To do that, look at example:

Route::group(['prefix'=>'accounts','as'=>'account.'], function(){
    Route::get('/', ['as' => 'index', 'uses' => 'AccountController@index']);
    Route::get('connect', ['as' => 'connect', 'uses' = > 'AccountController@connect']);
});

Where account. will be the prefix for next route names.

topvillas's avatar

Routes in the api routes file are automatically prefixed with api.

The problem is that resource routes don't seem to have any way of knowing where they are.

So having the same resource in the api and web doubles up on the named routes and causes a problem for the route() helper.

ModestasV's avatar

@topvillas No. You got something confused there :)

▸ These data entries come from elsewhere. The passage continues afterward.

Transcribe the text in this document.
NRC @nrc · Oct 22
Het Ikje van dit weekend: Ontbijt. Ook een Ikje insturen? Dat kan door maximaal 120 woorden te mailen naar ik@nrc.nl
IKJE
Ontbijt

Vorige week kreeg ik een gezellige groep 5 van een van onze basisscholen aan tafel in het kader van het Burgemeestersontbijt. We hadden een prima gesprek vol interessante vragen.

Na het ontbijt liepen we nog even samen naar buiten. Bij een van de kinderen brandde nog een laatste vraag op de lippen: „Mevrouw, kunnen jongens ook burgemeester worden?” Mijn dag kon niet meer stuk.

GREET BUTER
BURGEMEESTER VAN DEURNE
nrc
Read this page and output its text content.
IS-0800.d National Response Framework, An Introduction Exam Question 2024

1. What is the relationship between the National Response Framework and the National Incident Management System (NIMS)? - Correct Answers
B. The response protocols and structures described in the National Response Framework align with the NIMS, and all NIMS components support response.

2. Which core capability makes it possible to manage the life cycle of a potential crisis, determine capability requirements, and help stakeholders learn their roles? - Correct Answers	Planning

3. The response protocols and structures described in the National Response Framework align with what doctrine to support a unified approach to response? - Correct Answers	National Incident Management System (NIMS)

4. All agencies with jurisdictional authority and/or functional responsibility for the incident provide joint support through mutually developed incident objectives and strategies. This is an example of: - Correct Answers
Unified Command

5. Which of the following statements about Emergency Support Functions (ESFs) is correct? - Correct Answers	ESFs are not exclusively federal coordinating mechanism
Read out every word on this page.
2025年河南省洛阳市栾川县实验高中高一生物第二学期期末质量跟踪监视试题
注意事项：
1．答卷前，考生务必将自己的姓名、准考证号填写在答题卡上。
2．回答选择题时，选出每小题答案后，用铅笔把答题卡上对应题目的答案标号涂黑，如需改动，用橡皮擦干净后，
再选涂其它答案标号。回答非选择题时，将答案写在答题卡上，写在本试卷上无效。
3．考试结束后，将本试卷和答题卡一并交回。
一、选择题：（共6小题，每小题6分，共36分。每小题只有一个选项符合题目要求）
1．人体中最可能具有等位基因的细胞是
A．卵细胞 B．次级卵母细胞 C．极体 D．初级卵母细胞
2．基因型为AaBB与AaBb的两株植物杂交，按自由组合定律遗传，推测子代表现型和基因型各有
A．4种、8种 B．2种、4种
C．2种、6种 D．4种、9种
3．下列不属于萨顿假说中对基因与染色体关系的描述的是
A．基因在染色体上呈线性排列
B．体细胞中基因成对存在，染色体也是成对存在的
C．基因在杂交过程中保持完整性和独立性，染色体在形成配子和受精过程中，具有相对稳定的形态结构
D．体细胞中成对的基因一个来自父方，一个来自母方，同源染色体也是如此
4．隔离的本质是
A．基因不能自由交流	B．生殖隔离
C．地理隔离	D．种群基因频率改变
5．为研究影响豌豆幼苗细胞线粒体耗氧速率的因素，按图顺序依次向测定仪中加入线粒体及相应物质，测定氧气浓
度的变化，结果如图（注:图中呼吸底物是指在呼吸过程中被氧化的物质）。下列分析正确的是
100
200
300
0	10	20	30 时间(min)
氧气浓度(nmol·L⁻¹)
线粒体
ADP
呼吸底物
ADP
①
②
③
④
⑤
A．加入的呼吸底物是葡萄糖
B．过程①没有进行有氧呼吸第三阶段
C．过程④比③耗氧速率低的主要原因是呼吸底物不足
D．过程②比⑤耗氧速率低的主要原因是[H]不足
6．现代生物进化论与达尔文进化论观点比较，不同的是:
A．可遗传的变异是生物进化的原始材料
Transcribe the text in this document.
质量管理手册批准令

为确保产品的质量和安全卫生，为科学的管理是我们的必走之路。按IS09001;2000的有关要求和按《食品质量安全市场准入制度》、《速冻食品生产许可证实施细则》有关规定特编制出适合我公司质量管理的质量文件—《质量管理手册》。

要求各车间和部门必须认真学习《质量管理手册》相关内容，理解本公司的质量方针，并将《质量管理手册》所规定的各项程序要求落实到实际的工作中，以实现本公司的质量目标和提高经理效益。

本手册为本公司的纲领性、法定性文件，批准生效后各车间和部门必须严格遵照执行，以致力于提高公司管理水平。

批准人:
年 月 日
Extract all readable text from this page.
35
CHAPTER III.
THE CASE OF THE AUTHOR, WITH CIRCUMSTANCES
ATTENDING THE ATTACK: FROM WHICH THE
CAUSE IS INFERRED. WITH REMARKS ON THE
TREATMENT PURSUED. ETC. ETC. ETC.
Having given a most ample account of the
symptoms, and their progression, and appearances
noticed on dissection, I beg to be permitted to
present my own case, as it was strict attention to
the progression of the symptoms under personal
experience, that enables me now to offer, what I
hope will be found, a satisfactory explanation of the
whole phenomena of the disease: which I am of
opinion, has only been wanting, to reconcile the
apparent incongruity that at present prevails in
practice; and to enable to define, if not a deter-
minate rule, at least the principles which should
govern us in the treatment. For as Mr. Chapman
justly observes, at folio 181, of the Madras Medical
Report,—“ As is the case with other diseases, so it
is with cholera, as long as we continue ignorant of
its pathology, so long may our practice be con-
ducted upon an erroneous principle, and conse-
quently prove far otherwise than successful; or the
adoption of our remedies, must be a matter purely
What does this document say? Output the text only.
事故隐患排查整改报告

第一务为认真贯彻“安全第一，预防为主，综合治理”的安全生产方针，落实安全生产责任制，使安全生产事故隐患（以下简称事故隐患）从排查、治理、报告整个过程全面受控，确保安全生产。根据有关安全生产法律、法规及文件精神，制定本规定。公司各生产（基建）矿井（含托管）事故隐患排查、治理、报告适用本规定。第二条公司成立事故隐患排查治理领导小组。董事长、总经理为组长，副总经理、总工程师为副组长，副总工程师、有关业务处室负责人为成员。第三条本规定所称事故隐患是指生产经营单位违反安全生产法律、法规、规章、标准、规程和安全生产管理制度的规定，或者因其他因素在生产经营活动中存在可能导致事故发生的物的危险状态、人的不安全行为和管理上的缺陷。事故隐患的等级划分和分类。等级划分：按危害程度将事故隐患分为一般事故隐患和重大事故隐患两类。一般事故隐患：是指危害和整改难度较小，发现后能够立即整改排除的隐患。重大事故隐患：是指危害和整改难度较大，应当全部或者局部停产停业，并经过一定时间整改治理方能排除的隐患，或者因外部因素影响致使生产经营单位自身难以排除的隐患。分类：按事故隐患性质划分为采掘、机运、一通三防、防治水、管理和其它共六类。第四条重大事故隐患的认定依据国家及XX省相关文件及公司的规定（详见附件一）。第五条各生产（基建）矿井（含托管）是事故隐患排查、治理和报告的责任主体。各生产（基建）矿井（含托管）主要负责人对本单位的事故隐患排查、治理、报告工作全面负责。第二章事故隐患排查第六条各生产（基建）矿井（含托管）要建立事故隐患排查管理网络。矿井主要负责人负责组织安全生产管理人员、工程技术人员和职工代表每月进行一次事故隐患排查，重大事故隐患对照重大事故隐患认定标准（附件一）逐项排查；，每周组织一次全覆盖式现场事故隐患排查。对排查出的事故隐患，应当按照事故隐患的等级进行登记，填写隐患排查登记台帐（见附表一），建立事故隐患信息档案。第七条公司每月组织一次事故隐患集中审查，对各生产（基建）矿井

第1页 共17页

'prefix' => 'api' !== 'as' => 'api.'

The prefix is for browser URL.

The as is for the names of the routes.

Example:

protected function mapApiRoutes()
    {
        Route::group([
            'namespace' => $this->namespace,
            'prefix'    => 'api', // This will add prefix to the route URL
        ], function ($router) {
            require base_path('routes/api.php');
        });

        Route::group([
            'namespace' => $this->namespace,
            'prefix'    => 'api', // This will add prefix to the route URL
            'as'        => 'api.', // This will add prefix to the route names. Ex.: api.users.create
        ], function ($router) {
            require base_path('routes/api.php');
        });
    }
topvillas's avatar

No no. I'm talking about resource based routes. Their names are being doubled up because Laravel has no way of knowing whether the resource group is sitting in the api or the web routes files.

But anyway, it doesn't matter. I'm just using the plain url. But for obvious reasons I'd prefer it I could use named routes.

topvillas's avatar

Well, I just had to double facepalm when it struck me that I could just put resource routes in a group with 'as'.